Questions fréquentes

J’ai de la corne sous les pieds mais j’ai peur de la gratter et d’en avoir de plus en plus

Vous avez raison : si vous avez des callosités sous les pieds, celles-ci sont réactionnelles à des frottements répétés (vous appuyez plus sur ces zones), dépendant de la façon dont vous marchez, de la forme de vos pieds, du type de chaussures que vous portez (haut talons notamment)… Si vous les décapez, vous n’arrangerez pas grand-chose car les frottements continueront à produire de nouvelles callosités.

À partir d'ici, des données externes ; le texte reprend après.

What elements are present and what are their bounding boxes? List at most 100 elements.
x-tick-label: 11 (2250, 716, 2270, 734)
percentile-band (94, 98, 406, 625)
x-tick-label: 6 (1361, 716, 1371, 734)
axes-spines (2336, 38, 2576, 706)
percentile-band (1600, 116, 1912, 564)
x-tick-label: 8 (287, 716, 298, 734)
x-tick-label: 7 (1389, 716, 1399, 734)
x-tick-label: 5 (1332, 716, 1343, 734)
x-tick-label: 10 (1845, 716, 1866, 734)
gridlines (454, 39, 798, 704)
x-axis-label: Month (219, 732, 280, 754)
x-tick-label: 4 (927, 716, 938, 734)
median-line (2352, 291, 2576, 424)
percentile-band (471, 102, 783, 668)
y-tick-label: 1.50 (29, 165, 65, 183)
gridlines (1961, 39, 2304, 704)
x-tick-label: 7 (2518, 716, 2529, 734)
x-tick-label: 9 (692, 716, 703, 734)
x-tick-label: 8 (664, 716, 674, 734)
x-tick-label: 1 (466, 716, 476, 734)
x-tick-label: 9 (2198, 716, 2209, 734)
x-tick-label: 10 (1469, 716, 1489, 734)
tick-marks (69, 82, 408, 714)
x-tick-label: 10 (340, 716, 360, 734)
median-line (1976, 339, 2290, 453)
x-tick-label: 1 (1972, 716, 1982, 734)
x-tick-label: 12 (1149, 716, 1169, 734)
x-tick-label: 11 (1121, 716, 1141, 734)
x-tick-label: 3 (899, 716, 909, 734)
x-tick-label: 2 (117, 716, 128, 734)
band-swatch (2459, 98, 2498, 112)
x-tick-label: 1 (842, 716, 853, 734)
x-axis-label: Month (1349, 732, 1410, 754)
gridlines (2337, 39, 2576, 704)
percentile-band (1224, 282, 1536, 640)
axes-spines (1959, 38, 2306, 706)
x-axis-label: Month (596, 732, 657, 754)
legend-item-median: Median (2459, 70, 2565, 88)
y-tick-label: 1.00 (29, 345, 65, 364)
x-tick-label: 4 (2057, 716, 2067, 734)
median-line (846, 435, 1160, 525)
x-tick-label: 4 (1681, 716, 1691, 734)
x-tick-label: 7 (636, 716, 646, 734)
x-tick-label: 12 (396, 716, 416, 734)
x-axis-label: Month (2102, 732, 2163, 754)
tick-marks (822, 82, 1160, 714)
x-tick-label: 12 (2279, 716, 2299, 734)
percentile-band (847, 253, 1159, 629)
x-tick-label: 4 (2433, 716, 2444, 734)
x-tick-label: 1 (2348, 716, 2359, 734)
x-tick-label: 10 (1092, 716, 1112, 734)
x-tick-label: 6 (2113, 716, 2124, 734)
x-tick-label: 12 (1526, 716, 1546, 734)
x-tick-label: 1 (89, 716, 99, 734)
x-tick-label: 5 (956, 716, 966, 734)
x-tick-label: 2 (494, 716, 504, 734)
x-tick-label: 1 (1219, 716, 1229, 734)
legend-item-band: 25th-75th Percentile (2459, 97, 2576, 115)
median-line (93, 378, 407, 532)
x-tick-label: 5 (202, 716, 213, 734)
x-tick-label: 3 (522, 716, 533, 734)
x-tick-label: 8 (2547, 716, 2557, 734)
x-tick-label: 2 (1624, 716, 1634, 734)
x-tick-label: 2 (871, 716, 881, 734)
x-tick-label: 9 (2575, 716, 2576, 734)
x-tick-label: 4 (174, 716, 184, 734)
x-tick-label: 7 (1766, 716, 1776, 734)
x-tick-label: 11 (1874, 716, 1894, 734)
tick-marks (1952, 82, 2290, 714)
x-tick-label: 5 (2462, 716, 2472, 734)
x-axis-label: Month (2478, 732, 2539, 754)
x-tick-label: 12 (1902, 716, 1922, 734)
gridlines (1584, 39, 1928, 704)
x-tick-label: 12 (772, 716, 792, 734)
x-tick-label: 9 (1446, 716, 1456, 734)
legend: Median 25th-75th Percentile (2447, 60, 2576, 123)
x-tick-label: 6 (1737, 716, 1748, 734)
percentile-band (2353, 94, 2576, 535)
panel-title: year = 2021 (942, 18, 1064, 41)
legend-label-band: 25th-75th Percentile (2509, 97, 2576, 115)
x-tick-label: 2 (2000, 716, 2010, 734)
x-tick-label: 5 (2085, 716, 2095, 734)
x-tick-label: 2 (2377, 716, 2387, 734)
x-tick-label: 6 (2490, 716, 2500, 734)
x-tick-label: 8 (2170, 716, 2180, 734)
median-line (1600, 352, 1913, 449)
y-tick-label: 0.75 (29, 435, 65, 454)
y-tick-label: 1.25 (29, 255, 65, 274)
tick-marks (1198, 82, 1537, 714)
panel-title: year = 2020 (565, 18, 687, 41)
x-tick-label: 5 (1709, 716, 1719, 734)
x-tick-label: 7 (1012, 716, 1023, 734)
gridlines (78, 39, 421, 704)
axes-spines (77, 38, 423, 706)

Je vous conseille donc de consulter un médecin, qui évaluera le traitement adéquat à apporter à vos callosités, et notamment la nécessité ou non de vous faire réaliser un bilan podologique chez un podologue, qui pourra alors vous fabriquer des semelles orthopédiques à glisser dans les chaussures, afin de rééquilibrer les pressions sur les plantes de vos pieds. Sachez que les semelles orthopédiques sont souvent très fines et aisées à glisser dans les chaussures de tous les jours.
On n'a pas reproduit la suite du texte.